WMCW
- Harvard, Illinois; United States;
- Broadcast area: McHenry County, Illinois; Boone County, Illinois; Walworth County, Wisconsin;
- Frequency: 1600 kHz

Programming
- Format: Defunct

History
- First air date: January 30, 1955
- Last air date: May 3, 2008
- Call sign meaning: "Milk Capital of the World"

Technical information
- Facility ID: 43241
- Class: D
- Power: 500 watts daytime; 18 watts night;

= WMCW =

Radio station in Harvard, Illinois (1955–2008)

WMCW (1600 AM) was a radio station licensed to Harvard, Illinois, United States. The station began broadcasting in 1955 and was originally owned by Esther Blodgett. WMCW was the first station in Illinois owned and operated by a woman. The station's call sign stood for "Milk Capital of the World".

==History==
===Esther Blodgett ownership===
WMCW began broadcasting with midnight tests on January 30, 1955, and was officially dedicated February 22, 1955. The station originally ran 500 watts during daytime hours only. The station's motto was "Top of the State, Top of the Dial". The station aired a high amount of local programming, with owner Esther Blodgett serving as an announcer. In 1965, Blodgett was named "AP Correspondent of the Month" for her coverage of a tornado that struck the area during the Palm Sunday outbreak. Blodgett's final broadcast was March 14, 1979.
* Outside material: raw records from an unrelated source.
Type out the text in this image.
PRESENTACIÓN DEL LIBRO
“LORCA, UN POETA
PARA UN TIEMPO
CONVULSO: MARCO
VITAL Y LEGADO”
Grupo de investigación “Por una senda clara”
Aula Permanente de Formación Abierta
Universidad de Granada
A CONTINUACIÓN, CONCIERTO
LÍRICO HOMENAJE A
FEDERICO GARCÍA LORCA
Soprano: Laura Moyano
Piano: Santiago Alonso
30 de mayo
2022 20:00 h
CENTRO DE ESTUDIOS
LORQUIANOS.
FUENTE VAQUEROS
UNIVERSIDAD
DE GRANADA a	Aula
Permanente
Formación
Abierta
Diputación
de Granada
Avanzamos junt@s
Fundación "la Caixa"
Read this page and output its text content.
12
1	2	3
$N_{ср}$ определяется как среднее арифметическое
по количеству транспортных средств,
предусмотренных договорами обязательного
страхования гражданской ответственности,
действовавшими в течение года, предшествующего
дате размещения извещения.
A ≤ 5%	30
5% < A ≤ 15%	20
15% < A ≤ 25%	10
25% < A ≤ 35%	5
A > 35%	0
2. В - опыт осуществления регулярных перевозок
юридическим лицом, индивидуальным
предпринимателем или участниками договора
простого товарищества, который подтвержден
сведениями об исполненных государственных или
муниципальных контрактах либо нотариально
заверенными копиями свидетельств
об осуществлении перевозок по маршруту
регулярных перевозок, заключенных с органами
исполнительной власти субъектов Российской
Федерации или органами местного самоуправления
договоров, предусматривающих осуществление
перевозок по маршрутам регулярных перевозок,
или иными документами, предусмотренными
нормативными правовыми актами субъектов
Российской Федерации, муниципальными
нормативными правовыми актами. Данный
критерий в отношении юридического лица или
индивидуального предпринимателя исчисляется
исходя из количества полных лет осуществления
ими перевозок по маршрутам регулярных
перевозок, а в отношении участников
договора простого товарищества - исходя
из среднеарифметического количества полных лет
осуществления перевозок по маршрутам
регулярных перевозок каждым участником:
===Obed Borgen ownership===
In 1979, Blodgett sold the station to Obed Borgen for $175,000. Under Borgen's ownership, the station aired a country music format.

===Mitchell Broadcasting ownership===
In 1982, the station was sold to Mitchell Broadcasting for $245,000. The station would air a full service-MOR format. Throughout the 1980s along with WXET (now WZSR), WMCW broadcasts sports games from high schools across McHenry and Boone Counties and the city of Marengo’s Federal Savings show “Making your finances fit” every Monday through Friday at 7:10 AM. In 1996, ownership of the station was transferred Stateline Radio, which was owned by the daughter of the owner of Mitchell Broadcasting. WMCW was a favorite among locals, broadcasting daily local news and a talkshow featuring locals from the area every morning. The Station wrote daily local newspages which were delivered weekdays to local businesses in Harvard, Marengo and Woodstock.  During Harvard's yearly Milk Day celebration the reporters were always on the scene, reporting in great color, all the action. Live reports from county fairs, local events and as many news worthy stories they could cover. On Sunday, the local church services were aired. The station continued airing a full service-soft AC format throughout the 1990s.

===WPW Broadcasting ownership===

Logo as an adult standards station

In 1999, the station was sold to WPW Broadcasting for $790,000. The station aired a news-talk format in 2002, featuring syndicated personalities such as Laura Ingraham. The station switched to an adult standards format by early 2003, with the slogan "Your Music, Your Lifestyle, Your Station". The station continued to air a large amount of local programming.

===Kovas Communications ownership===
In 2004, the station was sold to Kovas Communications for $650,000. In 2005, the station switched to Health Radio Network programming, simulcasting 1580 WKKD. On May 3, 2008, the station was taken silent, and the following year Kovas Communications surrendered WMCW's license, and the licenses of 1580 WKKD and 1600 WCGO to allow sister station 1590 WONX (now WCGO) to increase power to 7 kW.